There is a haunting weather-darkened fly-specked stone angel that I always go over and speak to when there. Brought by train and wagon from Asheville by famed novelist Thomas Wolfe’s father in 1904, this Swain County angel corresponds more fully to the few details known about the novelist’s angel than the Henderson County nominee. But that’s a long somewhat contentious story that I’ve told too many times. (You can no doubt Google it up on the Internet if you like.)
Suffice it to observe here that Wolfe’s father, W.O. Wolfe (1851-1922), operated a monument shop on Pack Square in Asheville from the mid-1890s until 1916. He did engraving and some rough stone carving, even attempting his own stone angels, but never to anyone’s satisfaction. The fine angels he marketed were sculpted in Italy from white marble extracted from the famous Carrara quarries. From the time Wolfe (1900-1938) was born until he left for Chapel Hill to attend the University of North Carolina in 1915, he had ample opportunity to view and contemplate a variety of these brooding figures. In retrospect, it’s no surprise that one appears in the short story “An Angel on the Porch,” published in 1929 in Scribner’s Magazine, or that it was incorporated into the novel Look Homeward, Angel in the fall of 1929.

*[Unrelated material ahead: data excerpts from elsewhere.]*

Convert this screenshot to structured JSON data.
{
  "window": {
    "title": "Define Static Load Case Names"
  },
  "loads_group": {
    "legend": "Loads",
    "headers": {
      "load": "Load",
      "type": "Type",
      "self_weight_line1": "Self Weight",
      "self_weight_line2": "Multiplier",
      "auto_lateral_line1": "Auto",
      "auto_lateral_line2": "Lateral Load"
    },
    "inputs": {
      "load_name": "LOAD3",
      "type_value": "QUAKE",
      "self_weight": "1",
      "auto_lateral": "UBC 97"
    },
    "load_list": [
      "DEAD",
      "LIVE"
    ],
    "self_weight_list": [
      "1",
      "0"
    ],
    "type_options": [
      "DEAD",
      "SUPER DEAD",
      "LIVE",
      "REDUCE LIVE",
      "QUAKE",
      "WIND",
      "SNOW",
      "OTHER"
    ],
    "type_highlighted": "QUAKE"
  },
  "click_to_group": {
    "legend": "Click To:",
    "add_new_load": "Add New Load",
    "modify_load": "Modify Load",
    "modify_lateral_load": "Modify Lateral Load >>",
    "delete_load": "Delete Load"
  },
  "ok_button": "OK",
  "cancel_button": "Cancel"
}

She’s a beautiful angel, who always reminds me of poet William Blake’s angels. Blake was a genuine mystic … the real deal. Coleridge required doses of laudanum and brandy to jumpstart his visions. Blake drank a dark ale or two now and then, but he was preternaturally spellbound.

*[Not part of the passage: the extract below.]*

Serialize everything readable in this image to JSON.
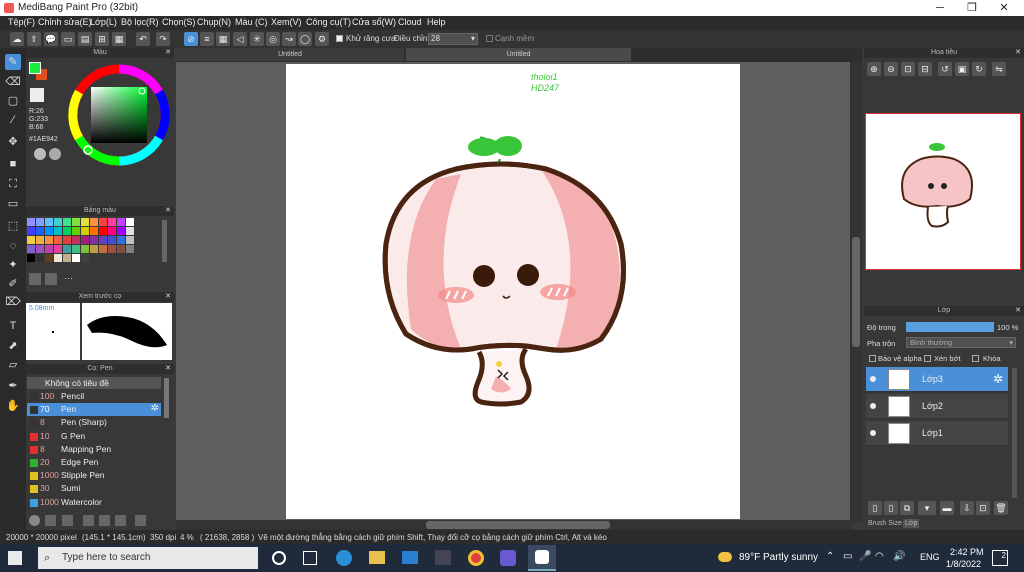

But I wander. Our topic is cemeteries. In the 1990s I happened upon Camille Wells’ book Canton: The Architecture of Our Home Town (Canton Historical Commission in 1985) and read therein the section devoted to Locust Field Cemetery. Now that’s a first-rate name for a cemetery. I couldn’t resist.
Situated on the crest of a ridge southeast of Canton’s downtown area, the cemetery was (back then at least) open and windswept, affording a panoramic view of the encompassing mountain ranges. The old-time settlers generally had an unerring eye for locating homes, barns, villages, and other essential sites, and they didn’t miss the mark when deciding to bury their beloved dead upon this vantage point.

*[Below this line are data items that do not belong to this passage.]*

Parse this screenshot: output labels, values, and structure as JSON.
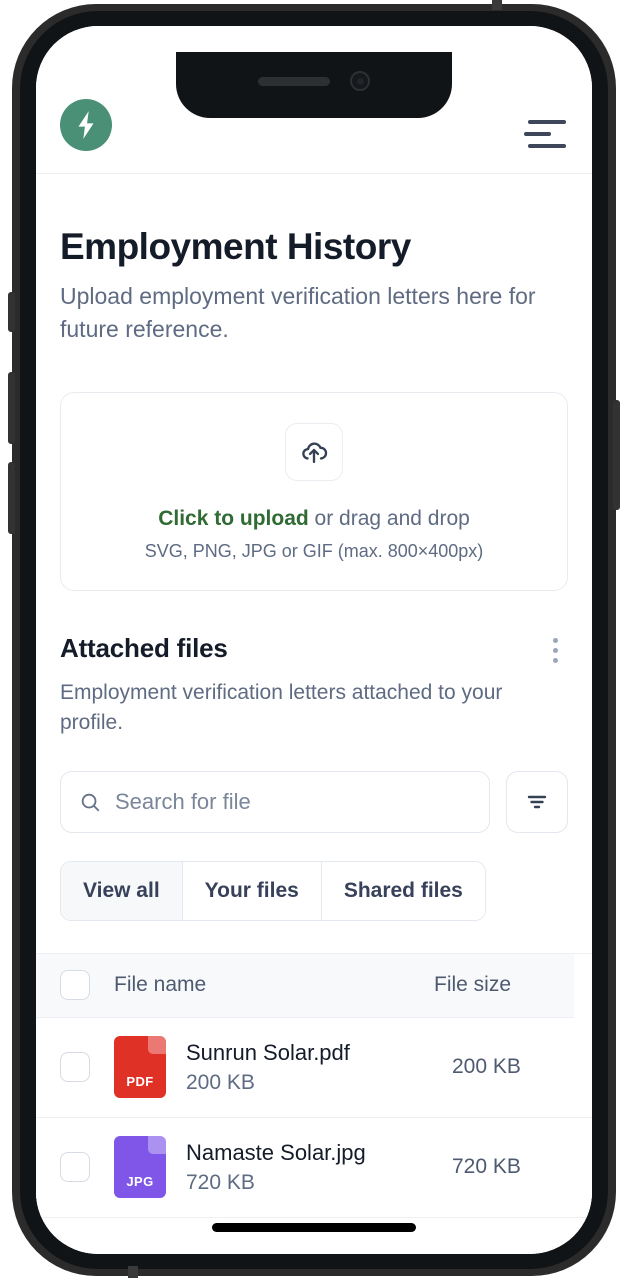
{
  "brand": {
    "logo_icon": "lightning-bolt-icon",
    "logo_color": "#4a9077",
    "menu_icon": "hamburger-menu-icon"
  },
  "page": {
    "title": "Employment History",
    "subtitle": "Upload employment verification letters here for future reference."
  },
  "dropzone": {
    "icon": "cloud-upload-icon",
    "action_label": "Click to upload",
    "action_color": "#2f6b33",
    "rest_label": " or drag and drop",
    "hint": "SVG, PNG, JPG or GIF (max. 800×400px)"
  },
  "attached": {
    "title": "Attached files",
    "subtitle": "Employment verification letters attached to your profile.",
    "menu_icon": "kebab-menu-icon"
  },
  "search": {
    "placeholder": "Search for file",
    "value": "",
    "icon": "search-icon",
    "filter_icon": "filter-lines-icon"
  },
  "tabs": [
    {
      "label": "View all",
      "active": true
    },
    {
      "label": "Your files",
      "active": false
    },
    {
      "label": "Shared files",
      "active": false
    }
  ],
  "table": {
    "columns": {
      "name": "File name",
      "size": "File size"
    },
    "rows": [
      {
        "name": "Sunrun Solar.pdf",
        "subtitle": "200 KB",
        "size": "200 KB",
        "ext": "PDF",
        "color": "#e03127"
      },
      {
        "name": "Namaste Solar.jpg",
        "subtitle": "720 KB",
        "size": "720 KB",
        "ext": "JPG",
        "color": "#7f56e8"
      }
    ]
  }
}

“To the casual observer, Locust Field appears to be largely an early 20th century cemetery,” Wells wrote. “A river rock and cement arch, erected around 1920, punctuates the entrance and the northernmost corner of the cemetery, and visually dominates the site. Furthermore, a majority of the gravestones and furniture, such as curbs, steps, fences, and boundary markers date from the years between 1910 and 1930. There is some irony in this: the period during which Canton’s population was growing most rapidly was also the time when the burial ground was most heavily utilized. The cemetery contains gravestones fashioned according to every style that was popular in nineteenth- and twentieth-century America, but the most important stones are the some thirty markers that were carved from hand from local sandstone and granite. The legible stones date from as early as 1817, and there is reason to conclude that this surviving group represents only a fraction of the original assemblage. All of the markers were erected during decades before the railroad made a wider range of materials and craftsmanship available to Pigeon River residents, and they are the results of a sequestered community’s attempts to provide for its own needs.”
Wells noted that there are many markers “with irregular shapes, simple embellishments, or uneven lettering, demonstrating that there were limits to the stonemasons’ skills or to available tools. Some spellings, such as ‘bornd,’ ‘Roady,’ or ‘Sary’ provide evidence of pronunciations common to these mountain people.”
They weren’t per say “misspellings” … they were transcriptions of accepted pronunciations. I’d never thought of it that way.
Wells’ closing remarks are a good enough place for us to end this ramble: “Most of the gravestones bear names like Smathers, Medford, Cabe, Reno, Hall, and Haynes that are still familiar in Canton today, and it is this fact that most directly demonstrates the importance of these crumbling markers. They represent a continuity between Canton’s recent history as a densely settled industrial town with access to and ties with the outside world, and Pigeon River’ more distant past as an isolated agrarian community where fields and woodland — and a sleepy shallow river — dominated the sparsely populated mountain landscape.”